Tout l'été, le "Voyage à Nantes" célèbre "le pas de côté"

Un homme-statue en costume un pied dans le vide, une fontaine qui débloque et déborde, une caravane en apesanteur sur un toit: pour sa 7e édition, le "Voyage à Nantes", parcours artistique estival devenu un moteur touristique de la ville, célèbre le "pas de côté" et la singularité.

Sur la place du Bouffay, dans le quartier historique du centre-ville de Nantes, une étrange statue s'est immiscée au milieu des terrasses de cafés. La sculpture en bronze de 2,5 mètres de haut représente son créateur lui-même, l'artiste Philippe Ramette, affublé d'un costume, un pied bien posé sur son socle, l'autre en équilibre dans le vide.

L’œuvre, intitulée "Nantes. Éloge du pas de côté", est un hommage à la ville et à son "attitude artistique, mais aussi mentale", indique l'artiste, qui a disséminé quatre autres éloges - transgression, paresse, discrétion, adaptation - dans autant de lieux.

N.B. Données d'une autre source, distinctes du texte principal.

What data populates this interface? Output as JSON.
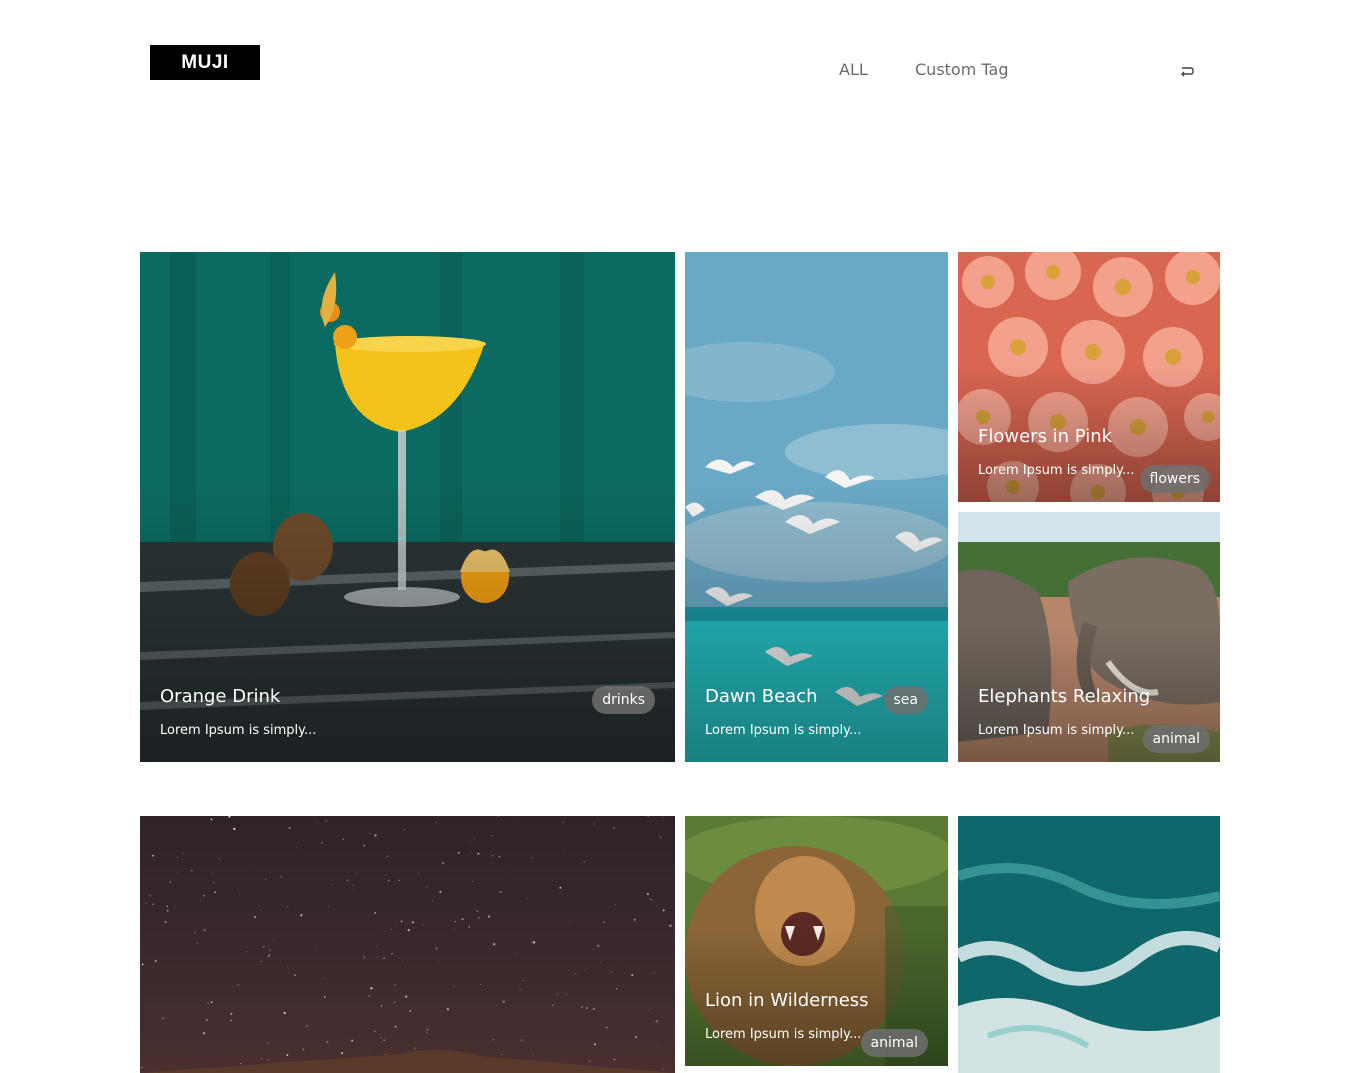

"Nantes est une ville discrète, élégante comme ce personnage, mais qui a été capable de faire ce pas de côté. Cette œuvre est vraiment une représentation de le la ville, c'est là et nulle part ailleurs", salue Jean Blaise, directeur général du "Voyage à Nantes" (VAN).

Cette manifestation d'art contemporain a été lancée en 2012 avec l'objectif de "renverser" Nantes grâce à la culture tout en dopant la fréquentation touristique lors des deux mois d'été auparavant mornes.

En six ans, les nuitées hôtelières ont connu "une hausse de 77% en juillet-août" et les retombées économiques du VAN, qui a attiré l'an dernier 670.000 touristes et excursionnistes estivaux, sont évaluées à 53 millions d'euros, souligne son directeur général.

- "On s'amuse avec la ville" -

Pour cette édition 2018, les visiteurs, dont de plus en plus de touristes étrangers, pourront découvrir jusqu'au 26 août une vingtaine de nouvelles étapes -dans l'espace public ou en intérieur- sur un parcours pérenne, signalisé par une ligne verte tracée au sol sur 15 kilomètres.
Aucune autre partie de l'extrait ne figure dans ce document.